At first it was thought that CIÉ would split the fund into two €600 million mandates but, finally, the trustees decided that it should be split into three €400 million mandates - one passively managed and two actively managed mandates.

READ MORE

Competition for the mandates was fierce, with 27 separate responses to the tenders sought under the EU Public Procurement Programme. A series of beauty parades was held, before the CIÉ board finally made up its mind last week.

The result? Irish Life was picked for the €400 million passively managed mandate through its consensus fund, while the two €400 million active mandates went to Bank of Ireland Asset Management and US fund management group Capital International.

Given the overseas interest in the CIÉ fund mandates, it was no surprise that one of the mandates went overseas - the National Pensions Reserve Fund (NPRF) has contracted out a large chunk of its €7 billion fund to Barclays Global and a BIAM/State Street joint venture.

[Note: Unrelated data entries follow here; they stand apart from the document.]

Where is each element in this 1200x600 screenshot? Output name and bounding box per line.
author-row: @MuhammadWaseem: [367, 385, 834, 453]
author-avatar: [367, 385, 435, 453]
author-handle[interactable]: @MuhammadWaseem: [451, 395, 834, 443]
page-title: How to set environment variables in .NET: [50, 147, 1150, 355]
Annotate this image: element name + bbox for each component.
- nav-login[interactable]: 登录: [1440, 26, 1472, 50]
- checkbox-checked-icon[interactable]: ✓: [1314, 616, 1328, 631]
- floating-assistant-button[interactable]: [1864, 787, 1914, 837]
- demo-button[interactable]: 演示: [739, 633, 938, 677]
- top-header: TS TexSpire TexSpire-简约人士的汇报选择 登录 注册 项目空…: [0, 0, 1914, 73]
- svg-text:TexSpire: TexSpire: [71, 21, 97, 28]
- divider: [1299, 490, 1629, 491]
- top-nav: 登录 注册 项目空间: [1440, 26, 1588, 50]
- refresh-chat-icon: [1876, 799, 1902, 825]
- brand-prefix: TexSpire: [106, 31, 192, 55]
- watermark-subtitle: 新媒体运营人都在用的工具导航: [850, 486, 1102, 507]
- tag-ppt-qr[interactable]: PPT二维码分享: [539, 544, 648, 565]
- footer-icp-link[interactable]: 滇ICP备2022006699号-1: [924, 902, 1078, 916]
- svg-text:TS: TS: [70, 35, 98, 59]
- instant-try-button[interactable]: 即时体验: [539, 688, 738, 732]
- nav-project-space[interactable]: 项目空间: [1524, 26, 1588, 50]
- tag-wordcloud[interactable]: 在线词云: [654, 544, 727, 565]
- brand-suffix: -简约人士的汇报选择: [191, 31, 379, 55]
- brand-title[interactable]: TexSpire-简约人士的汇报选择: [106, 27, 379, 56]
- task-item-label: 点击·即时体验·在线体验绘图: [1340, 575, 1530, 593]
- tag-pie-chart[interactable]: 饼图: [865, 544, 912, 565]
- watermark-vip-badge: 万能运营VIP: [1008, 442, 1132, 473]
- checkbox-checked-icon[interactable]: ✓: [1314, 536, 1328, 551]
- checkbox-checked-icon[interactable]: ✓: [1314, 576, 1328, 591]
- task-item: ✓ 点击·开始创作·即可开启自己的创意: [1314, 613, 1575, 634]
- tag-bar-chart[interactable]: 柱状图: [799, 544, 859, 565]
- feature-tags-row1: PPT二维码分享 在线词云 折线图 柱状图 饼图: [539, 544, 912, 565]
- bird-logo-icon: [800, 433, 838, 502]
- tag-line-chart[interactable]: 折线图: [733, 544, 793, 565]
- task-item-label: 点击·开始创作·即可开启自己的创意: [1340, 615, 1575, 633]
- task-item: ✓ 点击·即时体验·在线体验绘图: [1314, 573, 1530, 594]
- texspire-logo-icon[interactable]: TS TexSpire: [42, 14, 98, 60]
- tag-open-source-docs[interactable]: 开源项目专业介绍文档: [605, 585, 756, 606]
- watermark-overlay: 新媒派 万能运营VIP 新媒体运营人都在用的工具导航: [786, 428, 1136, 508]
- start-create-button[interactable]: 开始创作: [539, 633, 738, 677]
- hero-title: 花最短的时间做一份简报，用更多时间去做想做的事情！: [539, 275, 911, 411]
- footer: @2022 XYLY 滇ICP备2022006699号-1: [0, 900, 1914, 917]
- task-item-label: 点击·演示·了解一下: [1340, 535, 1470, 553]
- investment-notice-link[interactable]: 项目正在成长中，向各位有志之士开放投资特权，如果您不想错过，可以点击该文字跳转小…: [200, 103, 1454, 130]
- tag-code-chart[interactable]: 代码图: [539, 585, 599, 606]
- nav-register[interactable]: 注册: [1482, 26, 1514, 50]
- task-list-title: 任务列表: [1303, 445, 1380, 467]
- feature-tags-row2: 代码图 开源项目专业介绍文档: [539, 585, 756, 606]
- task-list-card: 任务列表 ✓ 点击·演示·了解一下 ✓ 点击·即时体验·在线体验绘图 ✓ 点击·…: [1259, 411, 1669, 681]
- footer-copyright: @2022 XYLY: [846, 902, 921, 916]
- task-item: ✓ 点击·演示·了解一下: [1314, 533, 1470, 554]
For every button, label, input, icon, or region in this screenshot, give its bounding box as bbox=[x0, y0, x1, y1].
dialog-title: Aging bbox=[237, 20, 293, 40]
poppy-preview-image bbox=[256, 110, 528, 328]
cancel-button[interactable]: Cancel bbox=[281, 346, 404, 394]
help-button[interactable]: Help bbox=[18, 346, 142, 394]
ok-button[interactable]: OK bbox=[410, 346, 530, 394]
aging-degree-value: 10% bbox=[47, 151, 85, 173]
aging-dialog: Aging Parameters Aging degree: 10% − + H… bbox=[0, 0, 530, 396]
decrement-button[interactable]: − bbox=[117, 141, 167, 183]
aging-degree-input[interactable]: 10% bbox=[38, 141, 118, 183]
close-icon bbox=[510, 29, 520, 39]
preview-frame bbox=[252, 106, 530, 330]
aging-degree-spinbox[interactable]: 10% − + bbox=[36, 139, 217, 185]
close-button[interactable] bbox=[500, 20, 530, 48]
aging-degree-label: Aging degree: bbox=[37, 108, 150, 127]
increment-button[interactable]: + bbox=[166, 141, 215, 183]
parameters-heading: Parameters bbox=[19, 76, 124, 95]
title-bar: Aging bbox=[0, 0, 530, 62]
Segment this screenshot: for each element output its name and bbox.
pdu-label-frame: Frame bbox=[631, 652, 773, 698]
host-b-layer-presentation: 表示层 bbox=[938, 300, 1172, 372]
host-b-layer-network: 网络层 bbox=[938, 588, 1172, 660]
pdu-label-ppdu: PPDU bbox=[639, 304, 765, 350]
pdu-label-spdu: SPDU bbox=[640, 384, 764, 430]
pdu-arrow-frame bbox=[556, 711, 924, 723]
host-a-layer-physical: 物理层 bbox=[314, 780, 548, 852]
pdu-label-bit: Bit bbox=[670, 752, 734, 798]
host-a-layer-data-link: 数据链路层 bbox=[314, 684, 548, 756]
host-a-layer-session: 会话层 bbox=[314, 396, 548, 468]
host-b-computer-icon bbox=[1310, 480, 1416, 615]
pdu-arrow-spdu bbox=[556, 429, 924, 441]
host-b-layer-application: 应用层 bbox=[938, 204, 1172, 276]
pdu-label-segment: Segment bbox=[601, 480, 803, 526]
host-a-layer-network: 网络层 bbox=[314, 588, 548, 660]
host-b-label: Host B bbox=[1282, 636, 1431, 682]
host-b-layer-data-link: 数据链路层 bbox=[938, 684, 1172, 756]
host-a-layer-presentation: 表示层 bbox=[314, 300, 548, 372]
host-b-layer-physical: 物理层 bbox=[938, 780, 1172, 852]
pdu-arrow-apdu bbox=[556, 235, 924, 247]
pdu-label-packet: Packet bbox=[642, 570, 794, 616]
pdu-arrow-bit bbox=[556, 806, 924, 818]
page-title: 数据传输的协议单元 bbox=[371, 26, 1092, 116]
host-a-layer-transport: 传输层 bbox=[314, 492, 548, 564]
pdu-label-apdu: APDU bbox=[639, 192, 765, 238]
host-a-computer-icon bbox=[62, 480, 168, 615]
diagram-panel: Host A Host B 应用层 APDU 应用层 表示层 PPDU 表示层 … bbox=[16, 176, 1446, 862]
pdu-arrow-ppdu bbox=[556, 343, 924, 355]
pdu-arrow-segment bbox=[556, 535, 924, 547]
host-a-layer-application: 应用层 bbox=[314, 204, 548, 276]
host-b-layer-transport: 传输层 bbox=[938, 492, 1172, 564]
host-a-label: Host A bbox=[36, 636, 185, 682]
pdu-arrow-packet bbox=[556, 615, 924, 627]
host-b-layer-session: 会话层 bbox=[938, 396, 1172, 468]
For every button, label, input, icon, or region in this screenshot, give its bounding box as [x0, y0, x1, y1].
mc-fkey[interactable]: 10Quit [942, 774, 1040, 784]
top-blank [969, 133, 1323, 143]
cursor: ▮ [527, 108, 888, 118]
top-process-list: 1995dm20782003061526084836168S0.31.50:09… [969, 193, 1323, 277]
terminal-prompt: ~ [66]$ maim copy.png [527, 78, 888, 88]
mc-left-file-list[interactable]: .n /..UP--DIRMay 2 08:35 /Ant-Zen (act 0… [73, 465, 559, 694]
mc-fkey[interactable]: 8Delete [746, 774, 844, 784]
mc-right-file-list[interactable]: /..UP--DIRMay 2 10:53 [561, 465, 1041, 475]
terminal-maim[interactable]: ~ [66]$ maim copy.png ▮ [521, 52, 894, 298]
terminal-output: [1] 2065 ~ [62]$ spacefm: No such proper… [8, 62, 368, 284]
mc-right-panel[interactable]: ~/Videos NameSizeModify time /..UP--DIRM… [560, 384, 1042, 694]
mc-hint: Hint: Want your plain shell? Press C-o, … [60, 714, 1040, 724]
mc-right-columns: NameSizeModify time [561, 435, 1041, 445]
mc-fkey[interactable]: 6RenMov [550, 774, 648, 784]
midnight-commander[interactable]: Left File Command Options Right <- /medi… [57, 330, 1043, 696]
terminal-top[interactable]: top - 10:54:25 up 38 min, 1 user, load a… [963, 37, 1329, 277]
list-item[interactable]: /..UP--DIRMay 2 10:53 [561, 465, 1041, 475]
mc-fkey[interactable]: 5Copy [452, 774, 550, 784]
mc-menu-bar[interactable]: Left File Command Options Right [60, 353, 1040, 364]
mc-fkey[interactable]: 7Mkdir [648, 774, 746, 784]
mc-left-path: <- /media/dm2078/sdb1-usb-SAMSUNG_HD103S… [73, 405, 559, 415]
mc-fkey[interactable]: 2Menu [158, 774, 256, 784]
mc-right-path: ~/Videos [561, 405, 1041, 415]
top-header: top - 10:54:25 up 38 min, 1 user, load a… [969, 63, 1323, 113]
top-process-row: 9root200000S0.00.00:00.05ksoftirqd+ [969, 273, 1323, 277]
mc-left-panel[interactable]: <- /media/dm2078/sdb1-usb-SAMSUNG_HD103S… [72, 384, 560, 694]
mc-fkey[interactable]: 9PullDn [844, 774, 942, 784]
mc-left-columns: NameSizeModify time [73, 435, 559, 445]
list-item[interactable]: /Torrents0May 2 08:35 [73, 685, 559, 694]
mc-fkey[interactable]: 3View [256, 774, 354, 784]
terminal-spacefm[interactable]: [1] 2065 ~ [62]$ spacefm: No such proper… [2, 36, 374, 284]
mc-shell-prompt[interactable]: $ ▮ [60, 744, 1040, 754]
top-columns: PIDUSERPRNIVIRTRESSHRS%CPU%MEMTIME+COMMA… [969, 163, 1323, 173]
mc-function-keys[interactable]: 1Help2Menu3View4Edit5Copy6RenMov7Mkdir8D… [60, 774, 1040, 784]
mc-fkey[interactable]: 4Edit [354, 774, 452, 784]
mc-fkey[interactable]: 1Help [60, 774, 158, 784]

But the NPRF fund is new money and, as such, has little impact on the domestic stock market. Capital, however, will be taking over management of €400 million of CIÉ funds - a large chunk of which is undoubtedly invested in Irish equities.

The average Irish pension fund has 18 per cent of its funds invested in Irish equities - a far higher allocation than the 2 per cent weighting the Irish market warrants within the euro zone.

Despite the gradual reduction in exposure to Irish equities, the average Irish pension fund manager still has a bit of a grá for Irish stocks. It might be reasonable to assume that Capital, located in the US, won't have the same emotional attachment to Irish stocks.

If the €400 million Capital is going to manage has the current average 18 per cent allocation to Irish equities then some €72 million of its mandate is tied up Irish stocks. If Capital decides to gradually reduce that Irish exposure - and there is no earthly reason why any pension fund with assets and liabilities denominated in euros should be exposed to a single stock market - then there are serious implications for the Irish stock market.

And if Capital's arrival in the Irish market is a precursor to a larger-scale invasion by overseas fund managers, then there may be implications not just for the Irish stock market but also for the domestic fund management industry.